The films which I’ve been writing about lately have all been fairly heavy on symbolism and meaning, so maybe it’s time to dip into something lighter for a change. As such, I feel that a tight, solid mystery that has no pretensions of being anything other than a piece of entertainment is as good a choice as any under the circumstances. This seems a fair summation of 23 Paces to Baker Street (1956) – a not especially well-known thriller that nevertheless features an intriguing plot and polished, professional work from all the participants. The movie belongs in a small sub-genre of films (e.g. The Spiral Staircase, Rear Window, Wait Until Dark) where the hero/protagonist is suffering from either a temporary or permanent disability. There’s nothing particularly exploitative about these films, the disability in question serving merely as a means of increasing tension or suspense – and often, paradoxically, emphasising the superiority of the hero over the villain.
The story here derives from a book by Philip MacDonald (author of some excellent mysteries like The Rasp and The List of Adrian Messenger) and concerns a blind playwright who finds himself inadvertently drawn into a shadowy plot. Phillip Hannon (Van Johnson) is an American residing in London, having suffered some unspecified accident which has left him blind. That this misfortune has shaped his somewhat irascible character is established early on when his work is disrupted by the unexpected arrival of an old flame, Jean Lennox (Vera Miles), who evokes understandably painful memories of happier times. It’s as a result of this visit that Hannon, perhaps wanting to prove his independence, sets off alone to a local pub for a drink. And here’s where the mystery begins; while seated in a booth, he overhears snippets of a conversation through the partition with the adjoining lounge bar. Of course his lack of sight rules out the possibility of identifying the man and woman involved, but what he hears is sufficient to arouse his suspicions that something, conceivably an abduction, is being planned. The problem is that with his disability preventing a straightforward pursuit, and the police’s subsequent insistence that the meaning of the fragmented dialogue is open to interpretation, he’s at a loss to know how to proceed. However, bit by bit, through a combination of good fortune and dogged amateur sleuthing by Hannon, Jean and his servant (Cecil Parker), the body of evidence starts to grow. Everything builds relentlessly towards a tense climax that is reminiscent of Rear Window, where the hero finds the means to turn his physical handicap to his own advantage.
What makes a story like this succeed is the presence of the physical disadvantage which the protagonist has to overcome. Having a hurdle such as Hannon’s blindness to negotiate makes it easier to sustain the viewer’s interest and demands an added touch of creativity in the scripting. I’ve often found that when a tale involves merely exploiting the massive manpower and resources available to law enforcement agencies, it’s much more difficult to feel sympathy for the hunters. Maybe that’s just my natural identification with the underdog coming through, but the (almost) lone and struggling figure always seems more attractive.

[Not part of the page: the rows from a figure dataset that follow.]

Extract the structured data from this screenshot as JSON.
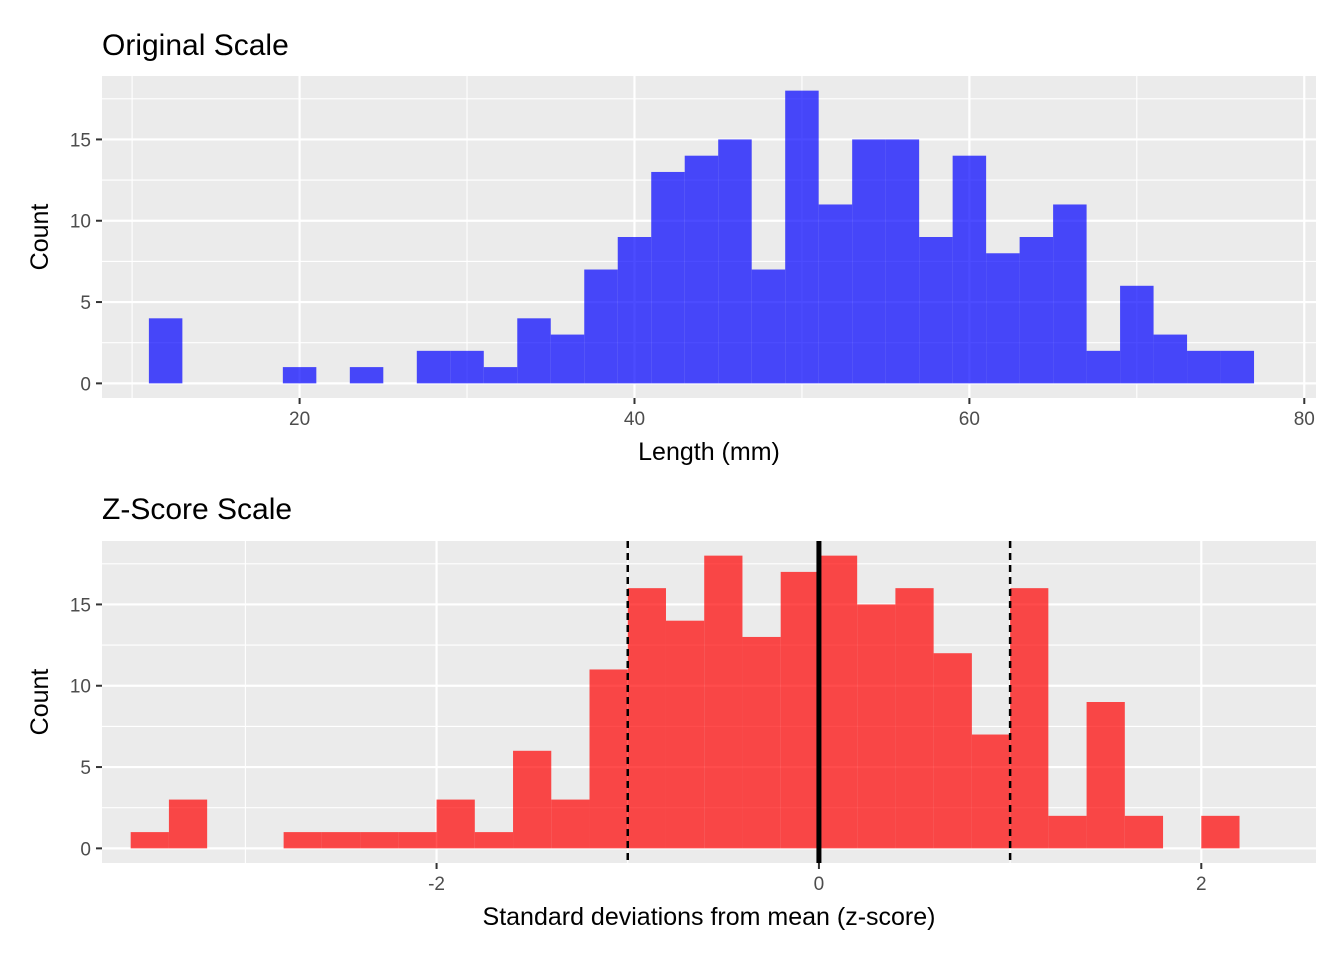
{
  "chart_data": [
    {
      "type": "bar",
      "subtype": "histogram",
      "title": "Original Scale",
      "xlabel": "Length (mm)",
      "ylabel": "Count",
      "color": "#0000FF",
      "opacity": 0.7,
      "bin_width": 2,
      "xlim": [
        8.2,
        80.7
      ],
      "ylim": [
        -0.9,
        18.9
      ],
      "x_ticks": [
        20,
        40,
        60,
        80
      ],
      "x_tick_labels": [
        "20",
        "40",
        "60",
        "80"
      ],
      "y_ticks": [
        0,
        5,
        10,
        15
      ],
      "y_tick_labels": [
        "0",
        "5",
        "10",
        "15"
      ],
      "bins": [
        {
          "x": 12,
          "count": 4
        },
        {
          "x": 20,
          "count": 1
        },
        {
          "x": 24,
          "count": 1
        },
        {
          "x": 28,
          "count": 2
        },
        {
          "x": 30,
          "count": 2
        },
        {
          "x": 32,
          "count": 1
        },
        {
          "x": 34,
          "count": 4
        },
        {
          "x": 36,
          "count": 3
        },
        {
          "x": 38,
          "count": 7
        },
        {
          "x": 40,
          "count": 9
        },
        {
          "x": 42,
          "count": 13
        },
        {
          "x": 44,
          "count": 14
        },
        {
          "x": 46,
          "count": 15
        },
        {
          "x": 48,
          "count": 7
        },
        {
          "x": 50,
          "count": 18
        },
        {
          "x": 52,
          "count": 11
        },
        {
          "x": 54,
          "count": 15
        },
        {
          "x": 56,
          "count": 15
        },
        {
          "x": 58,
          "count": 9
        },
        {
          "x": 60,
          "count": 14
        },
        {
          "x": 62,
          "count": 8
        },
        {
          "x": 64,
          "count": 9
        },
        {
          "x": 66,
          "count": 11
        },
        {
          "x": 68,
          "count": 2
        },
        {
          "x": 70,
          "count": 6
        },
        {
          "x": 72,
          "count": 3
        },
        {
          "x": 74,
          "count": 2
        },
        {
          "x": 76,
          "count": 2
        }
      ],
      "grid": true
    },
    {
      "type": "bar",
      "subtype": "histogram",
      "title": "Z-Score Scale",
      "xlabel": "Standard deviations from mean (z-score)",
      "ylabel": "Count",
      "color": "#FF0000",
      "opacity": 0.7,
      "bin_width": 0.2,
      "xlim": [
        -3.75,
        2.6
      ],
      "ylim": [
        -0.9,
        18.9
      ],
      "x_ticks": [
        -2,
        0,
        2
      ],
      "x_tick_labels": [
        "-2",
        "0",
        "2"
      ],
      "y_ticks": [
        0,
        5,
        10,
        15
      ],
      "y_tick_labels": [
        "0",
        "5",
        "10",
        "15"
      ],
      "bins": [
        {
          "x": -3.5,
          "count": 1
        },
        {
          "x": -3.3,
          "count": 3
        },
        {
          "x": -2.7,
          "count": 1
        },
        {
          "x": -2.5,
          "count": 1
        },
        {
          "x": -2.3,
          "count": 1
        },
        {
          "x": -2.1,
          "count": 1
        },
        {
          "x": -1.9,
          "count": 3
        },
        {
          "x": -1.7,
          "count": 1
        },
        {
          "x": -1.5,
          "count": 6
        },
        {
          "x": -1.3,
          "count": 3
        },
        {
          "x": -1.1,
          "count": 11
        },
        {
          "x": -0.9,
          "count": 16
        },
        {
          "x": -0.7,
          "count": 14
        },
        {
          "x": -0.5,
          "count": 18
        },
        {
          "x": -0.3,
          "count": 13
        },
        {
          "x": -0.1,
          "count": 17
        },
        {
          "x": 0.1,
          "count": 18
        },
        {
          "x": 0.3,
          "count": 15
        },
        {
          "x": 0.5,
          "count": 16
        },
        {
          "x": 0.7,
          "count": 12
        },
        {
          "x": 0.9,
          "count": 7
        },
        {
          "x": 1.1,
          "count": 16
        },
        {
          "x": 1.3,
          "count": 2
        },
        {
          "x": 1.5,
          "count": 9
        },
        {
          "x": 1.7,
          "count": 2
        },
        {
          "x": 2.1,
          "count": 2
        }
      ],
      "reference_lines": [
        {
          "x": -1,
          "style": "dashed",
          "color": "#000000"
        },
        {
          "x": 0,
          "style": "solid",
          "color": "#000000"
        },
        {
          "x": 1,
          "style": "dashed",
          "color": "#000000"
        }
      ],
      "grid": true
    }
  ]
}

Henry Hathaway’s direction is smooth and professional in a movie where the action is largely confined to interiors – entirely appropriate since the focus is on a man whose mobility is necessarily limited by his condition. The wide screen of scope is ideal for creating a sense of space in outdoor shots, but Hathaway’s experience meant that he was also aware that careful composition resulted in equally effective visuals in interiors. Generally, there’s a tense atmosphere maintained throughout, but there’s also a nicely judged comedic interlude where Hannon sends his servant/secretary off in pursuit of a suspect; Cecil Parker brings a welcome, lightly comic touch to this stalking sequence and the subsequent reporting of his progress. In the lead, Van Johnson is mostly fine in conveying an alternating mix of frustration and enthusiasm, the shape of the investigation both reflecting and influencing his moods. I also found him convincing as a blind man, the only time he let it slip a little was during the climax where a few reactions didn’t quite ring true. Vera Miles wasn’t given a lot to do as the faithful former lover, much of the time playing a clichéd and stereotypical character. Of course, that no real criticism of the actress, just the part she was handed. The supporting cast is full of fine British character actors: the aforementioned Cecil Parker, Maurice Denham, Estelle Winwood, Patricia Laffan and, in a droll turn as an assassin that reminded me a little of Edmund Gwenn in Foreign Correspondent, Liam Redmond.
23 Paces to Baker Street is a Fox production and remains absent on DVD in both the US and the UK, however, I believe there’s a copy of the film available in Spain but I haven’t seen it. Instead I picked up the Australian release by Bounty Films when it was issued late last year. The disc is completely barebones, but the transfer is pretty good. The movie is presented correctly in anamorphic scope and although it doesn’t appear to have undergone any kind of restoration there’s no especially distracting damage either. The colours are strong, the film has been transferred progressively and the price is acceptable. The only beef I have with the presentation, and it’s a very minor one, is the curious decision to market the title as part of the Bounty Noir Classics line – this is a standard mystery/whodunit and doesn’t even approach noir territory. This is an entertaining, glossy and well-paced thriller that’s capable of holding the viewer’s interest from beginning to end. I found it satisfying and have no problem giving it the thumbs up.